If there really is need for a deep analysis, you can always download and extract the source tarball which should take about 5 seconds.
Maybe another point which is interesting to think about: you mentioned it would take several security precautions in AUR to prevent malicious source tarballs. By not doing this in AUR itself, doesn't that mean that every single AUR frontend should support this? If, as a user, I want to look at the source package, my aur client needs to fetch it, and extract it but it will need to do all those precautions you mentioned before. If AUR would take care of that, clients could be simpler.
Nope. Almost all of these things are harmful on the server side only.
Your local system can't be DoS'ed by uploading malicious tarballs as there's no uploading to the clients. You decide which source tarballs to download. You can also abort the download/extraction process at any time.

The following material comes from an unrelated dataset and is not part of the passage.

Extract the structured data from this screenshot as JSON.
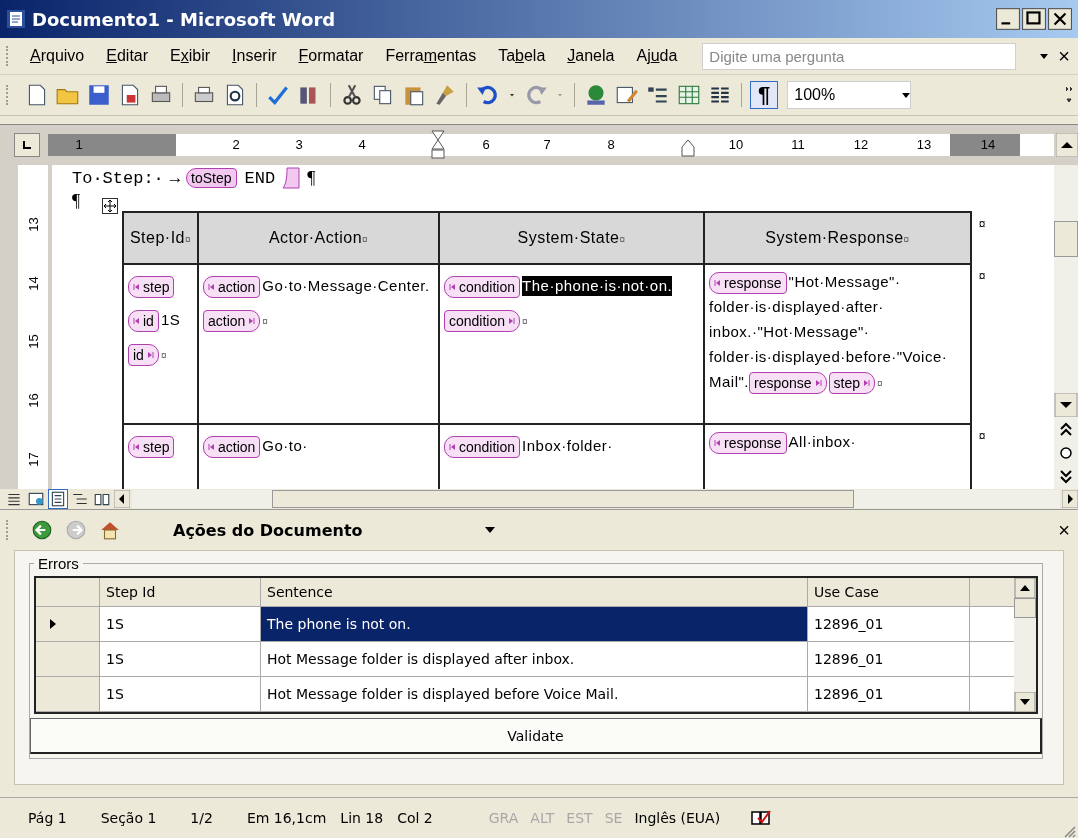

You won't bother about having a symlink to "/etc/passwd" somewhere in your directory tree. Giving read access to arbitrary files to everyone on a server is a much bigger issue. Trust me.
XSS can only be done on the server.
Executable scripts can't be executed by some remote attacker if they're just located somewhere inside your home directory. CGI/PHP scripts on the webserver are executable if the server isn't configured correctly.
The only issue that might affect the end users as well is "ZIP bombs". Most users will probably notice such a thing before it is entirely extracted, just interrupt tar(1)/gzip(1) and send a removal request to aur-general, however.
We also don't aim at moving functionality from the client side to the server side. It's the other way round. Keep the AUR simple, do complex and additional/optional operations on the client side.